Python爬虫碎碎念

最近领导给了一个任务,从单位的数据库里面导出所有的数据,存到本地excel表格。我就想,这不挺简单的么,给我数据库的密码账户,几条语句搞定。

结果让人大失所望,单位数据库只能通过后台管理系统查看,平台压根不提供批量导出功能,至于数据库直接访问什么的,更是想都别想,大领导不给批。

所以,只能采取笨办法了,网络爬虫给爬下来!

于是乎,重拾丢弃了大半年的python。开始钻研如何写一个简单的小爬虫。

 

python写爬虫的思路其实很简单。下面简单说下

1)python模拟登录。主要是获取cookie~

2)分析与平台交互过程中http包所含的数据特点。主要就是请求和响应。

这个平台诡异的地方在于,要想提取数据,并不是一次到位。首先,得获取大的列表,列表会有分页,然后,点进列表中的每一项查看详情。

通过对来往http包的分析,其流程大致如下:

模拟登录->发起获取列表请求(post, json)->返回列表数据(json)->发起获取详情请求(get)->返回详情页面(html)

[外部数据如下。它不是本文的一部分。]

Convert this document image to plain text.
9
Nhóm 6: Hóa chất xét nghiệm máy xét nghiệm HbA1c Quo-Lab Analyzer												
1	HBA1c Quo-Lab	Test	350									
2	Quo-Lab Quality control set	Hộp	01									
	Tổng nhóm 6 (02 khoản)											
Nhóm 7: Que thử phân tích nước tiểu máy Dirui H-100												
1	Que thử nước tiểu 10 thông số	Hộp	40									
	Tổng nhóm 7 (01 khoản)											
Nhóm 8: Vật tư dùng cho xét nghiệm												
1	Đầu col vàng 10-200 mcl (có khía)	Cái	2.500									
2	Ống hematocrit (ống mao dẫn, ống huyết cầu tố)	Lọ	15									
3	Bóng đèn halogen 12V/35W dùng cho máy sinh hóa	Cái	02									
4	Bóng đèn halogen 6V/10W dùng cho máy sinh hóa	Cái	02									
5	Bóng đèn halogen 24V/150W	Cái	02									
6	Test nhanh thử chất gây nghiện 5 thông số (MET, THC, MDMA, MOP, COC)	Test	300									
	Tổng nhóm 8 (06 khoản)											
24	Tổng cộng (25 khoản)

完整的数据需要拼合列表数据和详情页面数据。前者,只需解析json数据既可,但是后面的详情页面,得对html页面进行解析,提取所需项。

流程并不复杂,但是写起来坑却太多。此文着力记录踩过的坑。主要是三大坑。

 

坑No1:蛋疼的python编码方式


 

这个坑可以分为几个小问题来解答

1)unicode和utf-8是什么关系?

这个问题,知乎上有一句话解释挺好的,那就是:utf8是对unicode字符集进行编码的一种编码方式。

unicode字符集本身是一种映射,它将每一个真实世界的字符与某一数值联系在一起,是一种逻辑关系。utf-8则是额外的一种编码方式,是对unicode所代表的值进行编码的算法。

简单地说,就是:字符->unicode->utf-8

例如:中文“你好” -> \u4f60\u597d -> \xe4\xbd\xa0\xe5\xa5\xbd

 

2)str和unicode又是什么关系?

str和unicode是python2.X里面的概念。

例如 s=u'你好'

s变量就是一个unicode字符串,是一个unicode对象(type(s) == unicode),严格意义上说,unicode就是python内部自定义的一个数据类型,是抽象的,而非存储实体。

python官方language reference给出的解释是

Unicode
The items of a Unicode object are Unicode code units. A Unicode code unit is represented by a Unicode object of one item and can hold either a 16-bit or 32-bit value representing a Unicode ordinal (the maximum value for the ordinal is given in sys.maxunicode, and depends on how Python is configured at compile time). Surrogate pairs may be present in the Unicode object, and will be reported as two separate items. The built-in functions unichr() and ord()convert between code units and nonnegative integers representing the Unicode ordinals as defined in the Unicode Standard 3.0. Conversion from and to other encodings are possible through the Unicode method encode() and the built-in function unicode().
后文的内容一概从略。